We fix the problem by first calling prepare_to_wait() and only after that
checking t_updates in jbd2_journal_lock_updates().

Reported-and-analyzed-by: Toshiyuki Okajima <toshi.okajima@jp.fujitsu.com>
Signed-off-by: Jan Kara <jack@suse.cz>
---
 fs/jbd2/transaction.c |    5 +++--
 1 files changed, 3 insertions(+), 2 deletions(-)
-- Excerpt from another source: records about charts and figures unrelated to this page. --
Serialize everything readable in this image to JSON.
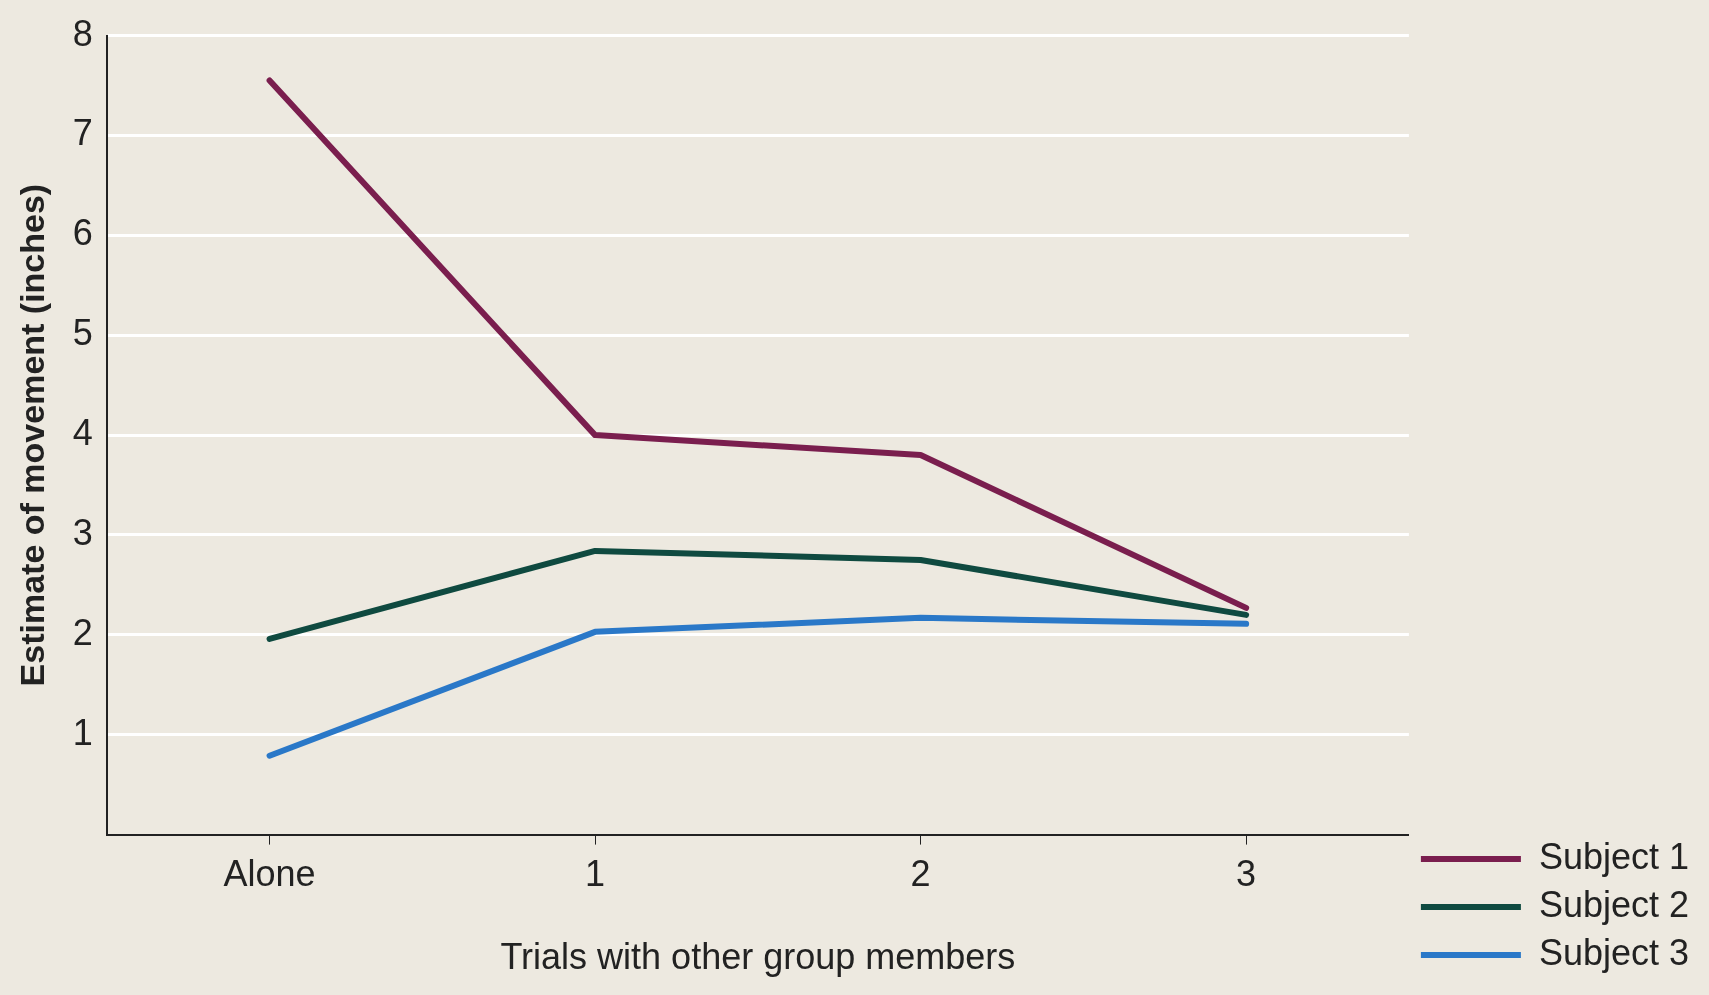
{
  "chart_data": {
    "type": "line",
    "xlabel": "Trials with other group members",
    "ylabel": "Estimate of movement (inches)",
    "categories": [
      "Alone",
      "1",
      "2",
      "3"
    ],
    "series": [
      {
        "name": "Subject 1",
        "color": "#7a1e4e",
        "values": [
          7.55,
          4.0,
          3.8,
          2.27
        ]
      },
      {
        "name": "Subject 2",
        "color": "#0f4a40",
        "values": [
          1.96,
          2.84,
          2.75,
          2.2
        ]
      },
      {
        "name": "Subject 3",
        "color": "#2a78c8",
        "values": [
          0.79,
          2.03,
          2.17,
          2.11
        ]
      }
    ],
    "ylim": [
      0,
      8
    ],
    "yticks": [
      1,
      2,
      3,
      4,
      5,
      6,
      7,
      8
    ],
    "grid": "y",
    "legend": "bottom right",
    "marker": "none",
    "line_style": "solid"
  }
}
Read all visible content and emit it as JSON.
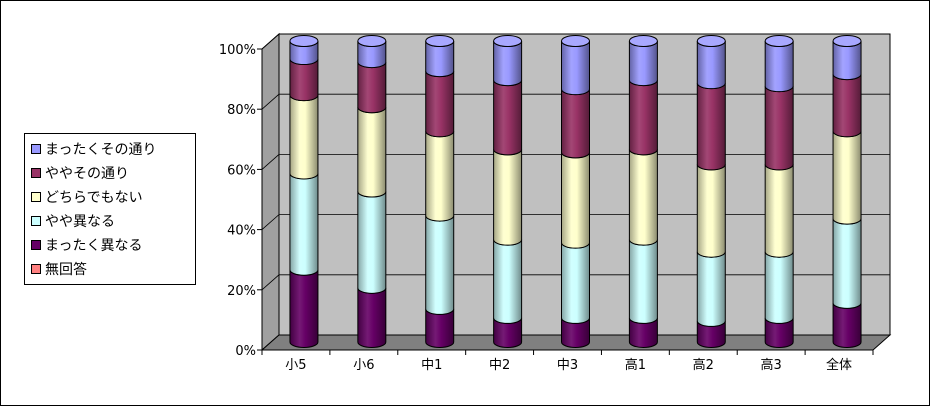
{
  "chart_data": {
    "type": "bar",
    "stacked": true,
    "style": "3d-cylinder",
    "percent": true,
    "categories": [
      "小5",
      "小6",
      "中1",
      "中2",
      "中3",
      "高1",
      "高2",
      "高3",
      "全体"
    ],
    "ylim": [
      0,
      100
    ],
    "yticks": [
      "0%",
      "20%",
      "40%",
      "60%",
      "80%",
      "100%"
    ],
    "grid": true,
    "legend_position": "left",
    "series": [
      {
        "name": "無回答",
        "color": "#ff8080",
        "values": [
          0,
          0,
          0,
          0,
          0,
          0,
          0,
          0,
          0
        ]
      },
      {
        "name": "まったく異なる",
        "color": "#660066",
        "values": [
          24,
          18,
          11,
          8,
          8,
          8,
          7,
          8,
          13
        ]
      },
      {
        "name": "やや異なる",
        "color": "#ccffff",
        "values": [
          32,
          32,
          31,
          26,
          25,
          26,
          23,
          22,
          28
        ]
      },
      {
        "name": "どちらでもない",
        "color": "#ffffcc",
        "values": [
          26,
          28,
          28,
          30,
          30,
          30,
          29,
          29,
          29
        ]
      },
      {
        "name": "ややその通り",
        "color": "#993366",
        "values": [
          12,
          15,
          20,
          23,
          21,
          23,
          27,
          26,
          19
        ]
      },
      {
        "name": "まったくその通り",
        "color": "#9999ff",
        "values": [
          6,
          7,
          10,
          13,
          16,
          13,
          14,
          15,
          11
        ]
      }
    ]
  }
}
diff --git a/fs/jbd2/transaction.c b/fs/jbd2/transaction.c
index a0e41a4..35ae096 100644
--- a/fs/jbd2/transaction.c
+++ b/fs/jbd2/transaction.c
@@ -517,12 +517,13 @@ void jbd2_journal_lock_updates(journal_t *journal)
 			break;
 
 		spin_lock(&transaction->t_handle_lock);
+		prepare_to_wait(&journal->j_wait_updates, &wait,
+				TASK_UNINTERRUPTIBLE);
 		if (!atomic_read(&transaction->t_updates)) {
 			spin_unlock(&transaction->t_handle_lock);
+			finish_wait(&journal->j_wait_updates, &wait);
 			break;
 		}
-		prepare_to_wait(&journal->j_wait_updates, &wait,
-				TASK_UNINTERRUPTIBLE);
 		spin_unlock(&transaction->t_handle_lock);
 		write_unlock(&journal->j_state_lock);
 		schedule();
-- 
1.7.1